My family doesn't have many heirlooms. Not in the traditional sense of “objects of value held by a family for several generations.” We have stories and legends and inside jokes. We have loud laughs and good hugs and lots of scripture and poetry and axioms memorized and available at a moment's notice. But when it comes to Great-Grandma's sterling or Sister's breakfront, you will have to look elsewhere.
When I moved into Sandhill I didn't have a lot of furniture. I had been living in a mobile home for six years and the only thing I wanted to take with me from that what was my first grown-up home was a pine end table I'd bought on sale at Macy's. I bought a bed, a nightstand, and a couch from L.A. Waters Furniture and figured I'd fill the rest of the rooms as I found things I liked.
About the time I moved in, Mama suggested that I take her cedar chest. She didn't give it to me, but, rather sheepishly, asked if I'd like to have it. It had been the object of much covetousness as I grew up and was, on the rare occasion, allowed to go through its contents -- the wedding dress she didn't wear when she and Daddy decided to elope, the tiny yellow housecoat that had been mine as a baby, her high school scrapbook, and the blue satin-covered baby book in which she had written every milestone of the first six years of my life.

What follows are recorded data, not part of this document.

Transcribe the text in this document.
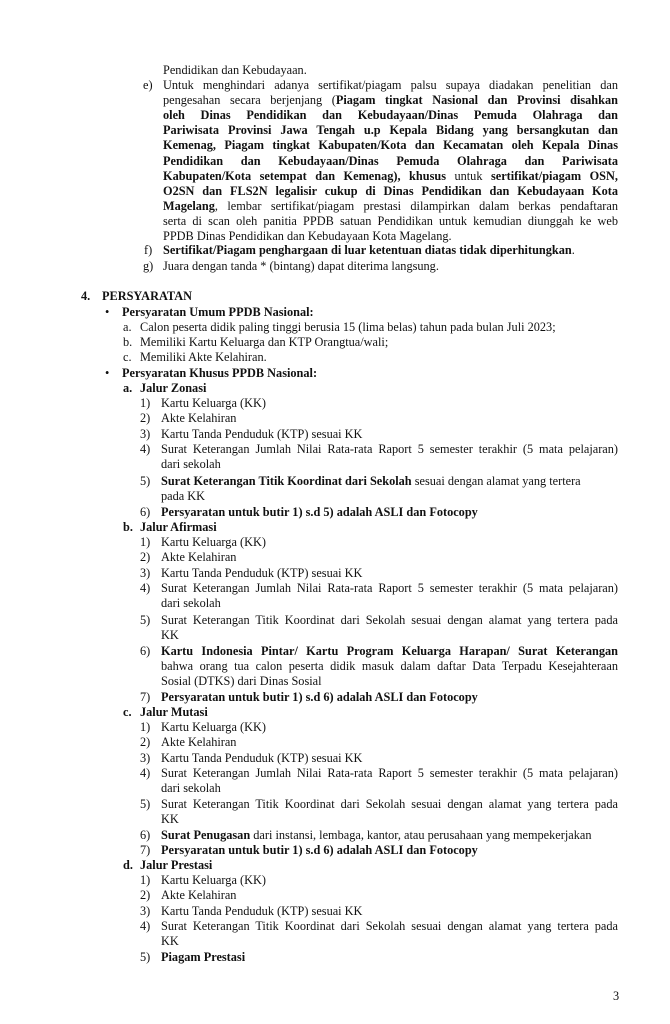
Pendidikan dan Kebudayaan.
e) Untuk menghindari adanya sertifikat/piagam palsu supaya diadakan penelitian dan
pengesahan secara berjenjang (Piagam tingkat Nasional dan Provinsi disahkan
oleh Dinas Pendidikan dan Kebudayaan/Dinas Pemuda Olahraga dan
Pariwisata Provinsi Jawa Tengah u.p Kepala Bidang yang bersangkutan dan
Kemenag, Piagam tingkat Kabupaten/Kota dan Kecamatan oleh Kepala Dinas
Pendidikan dan Kebudayaan/Dinas Pemuda Olahraga dan Pariwisata
Kabupaten/Kota setempat dan Kemenag), khusus untuk sertifikat/piagam OSN,
O2SN dan FLS2N legalisir cukup di Dinas Pendidikan dan Kebudayaan Kota
Magelang, lembar sertifikat/piagam prestasi dilampirkan dalam berkas pendaftaran
serta di scan oleh panitia PPDB satuan Pendidikan untuk kemudian diunggah ke web
PPDB Dinas Pendidikan dan Kebudayaan Kota Magelang.
f) Sertifikat/Piagam penghargaan di luar ketentuan diatas tidak diperhitungkan.
g) Juara dengan tanda * (bintang) dapat diterima langsung.
4. PERSYARATAN
• Persyaratan Umum PPDB Nasional:
a. Calon peserta didik paling tinggi berusia 15 (lima belas) tahun pada bulan Juli 2023;
b. Memiliki Kartu Keluarga dan KTP Orangtua/wali;
c. Memiliki Akte Kelahiran.
• Persyaratan Khusus PPDB Nasional:
a. Jalur Zonasi
1) Kartu Keluarga (KK)
2) Akte Kelahiran
3) Kartu Tanda Penduduk (KTP) sesuai KK
4) Surat Keterangan Jumlah Nilai Rata-rata Raport 5 semester terakhir (5 mata pelajaran)
dari sekolah
5) Surat Keterangan Titik Koordinat dari Sekolah sesuai dengan alamat yang tertera
pada KK
6) Persyaratan untuk butir 1) s.d 5) adalah ASLI dan Fotocopy
b. Jalur Afirmasi
1) Kartu Keluarga (KK)
2) Akte Kelahiran
3) Kartu Tanda Penduduk (KTP) sesuai KK
4) Surat Keterangan Jumlah Nilai Rata-rata Raport 5 semester terakhir (5 mata pelajaran)
dari sekolah
5) Surat Keterangan Titik Koordinat dari Sekolah sesuai dengan alamat yang tertera pada
KK
6) Kartu Indonesia Pintar/ Kartu Program Keluarga Harapan/ Surat Keterangan
bahwa orang tua calon peserta didik masuk dalam daftar Data Terpadu Kesejahteraan
Sosial (DTKS) dari Dinas Sosial
7) Persyaratan untuk butir 1) s.d 6) adalah ASLI dan Fotocopy
c. Jalur Mutasi
1) Kartu Keluarga (KK)
2) Akte Kelahiran
3) Kartu Tanda Penduduk (KTP) sesuai KK
4) Surat Keterangan Jumlah Nilai Rata-rata Raport 5 semester terakhir (5 mata pelajaran)
dari sekolah
5) Surat Keterangan Titik Koordinat dari Sekolah sesuai dengan alamat yang tertera pada
KK
6) Surat Penugasan dari instansi, lembaga, kantor, atau perusahaan yang mempekerjakan
7) Persyaratan untuk butir 1) s.d 6) adalah ASLI dan Fotocopy
d. Jalur Prestasi
1) Kartu Keluarga (KK)
2) Akte Kelahiran
3) Kartu Tanda Penduduk (KTP) sesuai KK
4) Surat Keterangan Titik Koordinat dari Sekolah sesuai dengan alamat yang tertera pada
KK
5) Piagam Prestasi
3
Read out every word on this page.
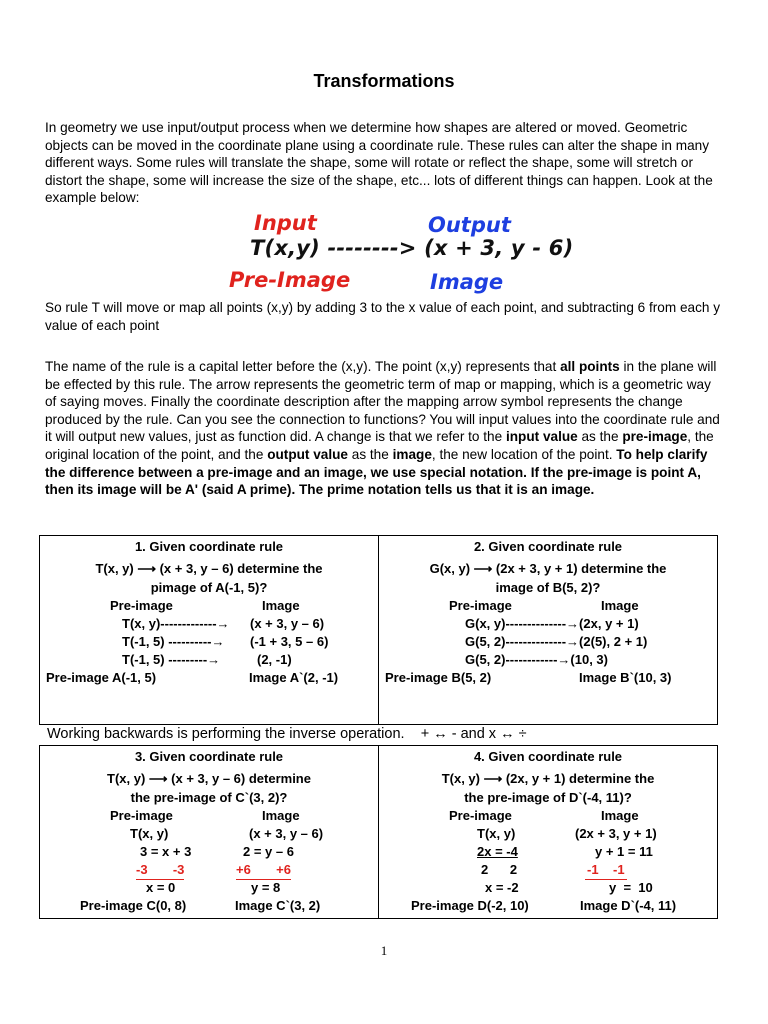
Transformations
In geometry we use input/output process when we determine how shapes are altered or moved. Geometric objects can be moved in the coordinate plane using a coordinate rule. These rules can alter the shape in many different ways. Some rules will translate the shape, some will rotate or reflect the shape, some will stretch or distort the shape, some will increase the size of the shape, etc... lots of different things can happen. Look at the example below:
Input	Output
T(x,y) --------> (x + 3, y - 6)
Pre-Image	Image
So rule T will move or map all points (x,y) by adding 3 to the x value of each point, and subtracting 6 from each y value of each point
The name of the rule is a capital letter before the (x,y). The point (x,y) represents that all points in the plane will be effected by this rule. The arrow represents the geometric term of map or mapping, which is a geometric way of saying moves. Finally the coordinate description after the mapping arrow symbol represents the change produced by the rule. Can you see the connection to functions? You will input values into the coordinate rule and it will output new values, just as function did. A change is that we refer to the input value as the pre-image, the original location of the point, and the output value as the image, the new location of the point. To help clarify the difference between a pre-image and an image, we use special notation. If the pre-image is point A, then its image will be A' (said A prime). The prime notation tells us that it is an image.
1. Given coordinate rule
T(x, y) ⟶ (x + 3, y – 6) determine the
pimage of A(-1, 5)?
Pre-image	Image
T(x, y)-------------→ (x + 3, y – 6)
T(-1, 5) ----------→ (-1 + 3, 5 – 6)
T(-1, 5) ---------→	(2, -1)
Pre-image A(-1, 5)	Image A`(2, -1)

2. Given coordinate rule
G(x, y) ⟶ (2x + 3, y + 1) determine the
image of B(5, 2)?
Pre-image	Image
G(x, y)--------------→(2x, y + 1)
G(5, 2)--------------→(2(5), 2 + 1)
G(5, 2)------------→(10, 3)
Pre-image B(5, 2)	Image B`(10, 3)
Working backwards is performing the inverse operation. + ↔ - and x ↔ ÷
3. Given coordinate rule
T(x, y) ⟶ (x + 3, y – 6) determine
the pre-image of C`(3, 2)?
Pre-image	Image
T(x, y)	(x + 3, y – 6)
3 = x + 3	2 = y – 6
-3       -3	+6       +6
x = 0	y = 8
Pre-image C(0, 8)	Image C`(3, 2)

4. Given coordinate rule
T(x, y) ⟶ (2x, y + 1) determine the
the pre-image of D`(-4, 11)?
Pre-image	Image
T(x, y)	(2x + 3, y + 1)
2x = -4	y + 1 = 11
2      2	-1    -1
x = -2	y  =  10
Pre-image D(-2, 10)	Image D`(-4, 11)
1
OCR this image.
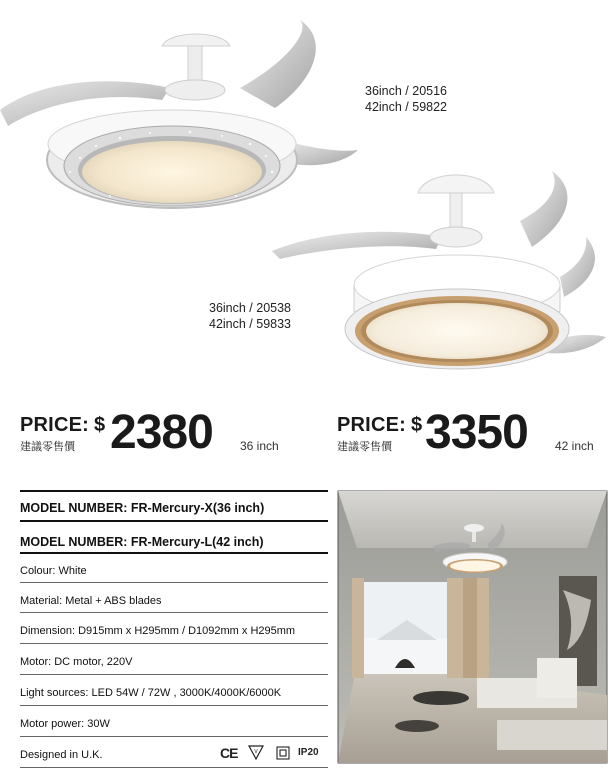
36inch / 20516
42inch / 59822
36inch / 20538
42inch / 59833
PRICE:
建議零售價
$ 2380 36 inch
PRICE:
建議零售價
$ 3350 42 inch
MODEL NUMBER: FR-Mercury-X(36 inch)
MODEL NUMBER: FR-Mercury-L(42 inch)
Colour: White
Material: Metal + ABS blades
Dimension: D915mm x H295mm / D1092mm x H295mm
Motor: DC motor, 220V
Light sources: LED 54W / 72W , 3000K/4000K/6000K
Motor power: 30W
Designed in U.K.	CE	V	IP20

The story behind the chest was as fascinating to me as its contents. Mama had purchased it when she was a working girl in Savannah and living at the YWCA. After graduating from Collins High School, she'd left her tiny little for the big city of Savannah to take a job as a telephone operator with Southern Bell. My favorite phone call stories were the ones involving lonely soldiers at Hunter Army Air Field who would ring up the operators just to have someone with whom to talk.
Once, when I was about 10 or 12, we were in Savannah and, for some bewildering reason, found ourselves walking down Whitaker Street after dark. Mama pointed out the Y to me and told me how, when she worked the night shift, she had walked home alone, under the Spanish moss-draped trees, down the cracked sidewalks, past a funeral home. I was amazed at her bravery. I saw adventure and fearlessness in the woman in whom I'd only ever seen duty and protectiveness. She had, amazingly, once been young and carefree.
She had also been imagining another life – the life of wife and mother – and toward that end she saved up enough money to buy a hope chest, a receptacle for her dreams, the very same Lane cedar chest that was such a treasure trove for the daughter she would one day have.
So, of course, I'd like to have it. And in the back of Daddy's pick-up it made the very short journey from their house to mine, a testament to Mama's youth, a symbol of my adulthood.
Today the chest sits at the foot of the bed in Sandhill’s guest room. It bears the smell of cedar, a stamp listing the patent numbers given to the Lane Company, and a couple of short red Magic Marker strokes made by one of the many children who have knelt at the chest with paper and pen to draw a picture. It holds the quilt made for me by Mama and Grannie, a crocheted bedspread that Mama started when I was a small child and finished when I was 35, the American flag jacket given to me when I was chosen to carry the Olympic Torch in 1996, and the quilt I started in college and which was finally completed by my friend Debra during the Covid lockdown.
My mama’s chest (because it will never be fully mine) is scratched and faded and watermarked. The strong cedar scent has faded. The lid creaks loudly when I open it.
Not long after Mama died, I went into the chest looking for something and found the Christmas tree skirt she had made for me my first Christmas in the mobile home. As I unfolded it I felt a prick on my finger – an overlooked straight pin, Mama’s calling card.
For all the months she had been gone, for all the years before that she had been going, she was palpably there. Deeply present. With me in a way I had not known before.
I laughed out loud. And then I cried. For Mama, for myself, and for the real heirlooms, the ones that lie folded in our hearts.